I stopped walking the dog, taking her on the leash became impossible, and I couldn't risk her running off towards some other dogs, deer, squirrels, sheep, or people. When the world briefly opened up in the summer, I didn't feel that I could manage camping. How can I sleep in a tent when I can't figure it out in a bed with all the support I can find? I felt like a kill joy, husband wasn't amused, but what was I to do? Besides, our old budgie became unwell in the summer and I couldn't just leave him with the neighbours like we usually did when we travelled. It felt like I was doing it on purpose. Enjoying the lockdown, wanting to isolate myself even more. Who knows. It was hard. But every little improvement I could feel in the shoulder, every night I didn't wake up between 2 and 4 a.m., felt like a step forward and I repeated to myself that I matter, too. Doing everything for others and for the family is good, but I have to be well.

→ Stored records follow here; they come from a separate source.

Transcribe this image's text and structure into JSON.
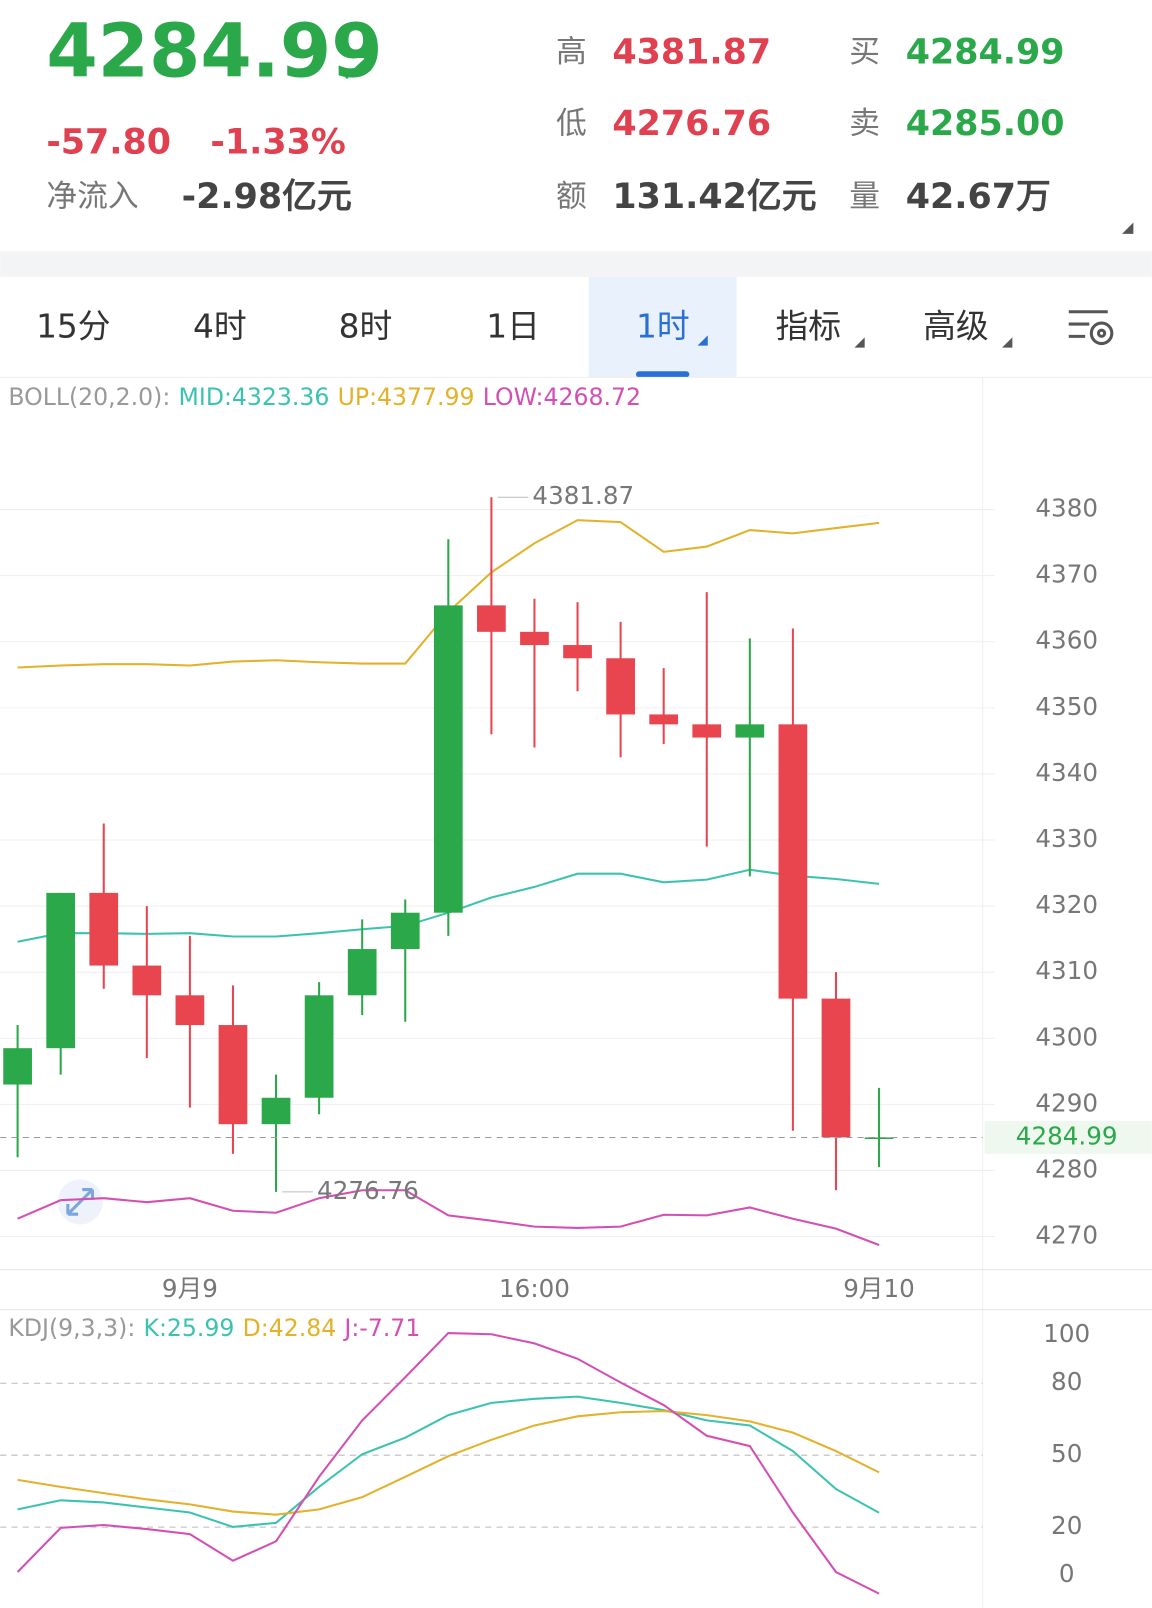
{
  "header": {
    "price": "4284.99",
    "change": "-57.80",
    "change_pct": "-1.33%",
    "inflow_label": "净流入",
    "inflow": "-2.98亿元",
    "stats": [
      {
        "label": "高",
        "value": "4381.87"
      },
      {
        "label": "低",
        "value": "4276.76"
      },
      {
        "label": "额",
        "value": "131.42亿元"
      },
      {
        "label": "买",
        "value": "4284.99"
      },
      {
        "label": "卖",
        "value": "4285.00"
      },
      {
        "label": "量",
        "value": "42.67万"
      }
    ]
  },
  "tabs": {
    "items": [
      "15分",
      "4时",
      "8时",
      "1日",
      "1时",
      "指标",
      "高级"
    ],
    "selected": 4
  },
  "price_chart": {
    "type": "candlestick",
    "categories": [
      null,
      null,
      null,
      null,
      "9月9",
      null,
      null,
      null,
      null,
      null,
      null,
      null,
      "16:00",
      null,
      null,
      null,
      null,
      null,
      null,
      null,
      "9月10"
    ],
    "open": [
      4293,
      4298.5,
      4322,
      4311,
      4306.5,
      4302,
      4287,
      4291,
      4306.5,
      4313.5,
      4319,
      4365.5,
      4361.5,
      4359.5,
      4357.5,
      4349,
      4347.5,
      4345.5,
      4347.5,
      4306,
      4284.99
    ],
    "close": [
      4298.5,
      4322,
      4311,
      4306.5,
      4302,
      4287,
      4291,
      4306.5,
      4313.5,
      4319,
      4365.5,
      4361.5,
      4359.5,
      4357.5,
      4349,
      4347.5,
      4345.5,
      4347.5,
      4306,
      4285,
      4284.99
    ],
    "high": [
      4302,
      4322,
      4332.5,
      4320,
      4315.5,
      4308,
      4294.5,
      4308.5,
      4318,
      4321,
      4375.5,
      4381.87,
      4366.5,
      4366,
      4363,
      4356,
      4367.5,
      4360.5,
      4362,
      4310,
      4292.5
    ],
    "low": [
      4282,
      4294.5,
      4307.5,
      4297,
      4289.5,
      4282.5,
      4276.76,
      4288.5,
      4303.5,
      4302.5,
      4315.5,
      4346,
      4344,
      4352.5,
      4342.5,
      4344.5,
      4329,
      4324.5,
      4286,
      4277,
      4280.5
    ],
    "up_color": "#2aa84a",
    "down_color": "#e8454f",
    "ylim": [
      4265,
      4400
    ],
    "yticks": [
      4270,
      4280,
      4290,
      4300,
      4310,
      4320,
      4330,
      4340,
      4350,
      4360,
      4370,
      4380
    ],
    "high_marker": 4381.87,
    "low_marker": 4276.76,
    "last_price": 4284.99,
    "boll": {
      "label": "BOLL(20,2.0):",
      "series": [
        {
          "name": "MID:4323.36",
          "color": "#3cc3b0",
          "values": [
            4314.6,
            4315.9,
            4315.9,
            4315.8,
            4315.9,
            4315.4,
            4315.4,
            4315.9,
            4316.5,
            4317,
            4319,
            4321.3,
            4322.9,
            4324.9,
            4324.9,
            4323.6,
            4324,
            4325.5,
            4324.6,
            4324.1,
            4323.36
          ]
        },
        {
          "name": "UP:4377.99",
          "color": "#e3b12a",
          "values": [
            4356.1,
            4356.4,
            4356.6,
            4356.6,
            4356.4,
            4357,
            4357.2,
            4356.9,
            4356.7,
            4356.7,
            4364.5,
            4370.5,
            4374.9,
            4378.4,
            4378.1,
            4373.6,
            4374.4,
            4376.9,
            4376.4,
            4377.2,
            4377.99
          ]
        },
        {
          "name": "LOW:4268.72",
          "color": "#d44fb5",
          "values": [
            4272.7,
            4275.5,
            4275.8,
            4275.2,
            4275.8,
            4273.9,
            4273.6,
            4275.8,
            4277,
            4277,
            4273.2,
            4272.4,
            4271.5,
            4271.3,
            4271.5,
            4273.3,
            4273.2,
            4274.4,
            4272.7,
            4271.2,
            4268.72
          ]
        }
      ]
    }
  },
  "kdj_chart": {
    "type": "line",
    "label": "KDJ(9,3,3):",
    "ylim": [
      -13.7,
      110.7
    ],
    "yticks": [
      0,
      20,
      50,
      80,
      100
    ],
    "series": [
      {
        "name": "K:25.99",
        "color": "#3cc3b0",
        "values": [
          27.4,
          31.2,
          30.3,
          28.2,
          26.1,
          20.1,
          21.8,
          36.8,
          50.4,
          57.3,
          66.7,
          71.8,
          73.5,
          74.4,
          71.8,
          68.8,
          64.5,
          62.4,
          51.7,
          35.9,
          25.99
        ]
      },
      {
        "name": "D:42.84",
        "color": "#e3b12a",
        "values": [
          39.7,
          36.8,
          34.2,
          31.6,
          29.5,
          26.5,
          25.2,
          27.4,
          32.5,
          41,
          49.6,
          56.4,
          62.4,
          66.2,
          67.9,
          68.4,
          66.7,
          64.1,
          59.4,
          51.7,
          42.84
        ]
      },
      {
        "name": "J:-7.71",
        "color": "#d44fb5",
        "values": [
          1.3,
          19.7,
          20.9,
          19.2,
          17.1,
          6,
          14.1,
          41,
          64.5,
          82.5,
          100.9,
          100.4,
          96.6,
          90.2,
          80.3,
          70.9,
          58.1,
          53.8,
          26.1,
          1.3,
          -7.71
        ]
      }
    ]
  }
}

I did get better. My shoulder isn't there yet, but it is better, I can lift my arm, do more of yoga practise, there is progress. The budgie didn't make it, but he is at peace. We gave him quiet space and time. Getting a vet appointment was a mission, not many care for birds and everything, even an appointment for an assessment, took longer that year. We did finally secure a date, but when I saw the state he was in, I have decided to cancel the trip and leave him to it. I couldn't allow him to die of stress in transport or in stranger's hands. Our budgies aren't tame, they like their distance.

This year, I am an old hand at the lockdown, the uncertainty is gone. I knew we will not be celebrating. That's OK. I did the little things: played games with dear child, painted my nails blue, had a face mask and a nice relaxation while letting it soak in, finished the book I was reading, made chocolate truffles - it was a school project for dear child and a great way to make something special to celebrate. I don't need to go out, have a party, I am fine (slightly relieved I don't have to, to be honest). I managed to do what needed to be done and made time for a webinar on Amazon with a lovely self published writer. It was inspiring. The circle is closing behind a challenging time. Challenging in a different way than how it was for others, for most of the world. I feel better. Starting the new chapter at the New Moon (and almost at the New Year) feels like a message, turning the page, moving on, going in the right direction. All is well.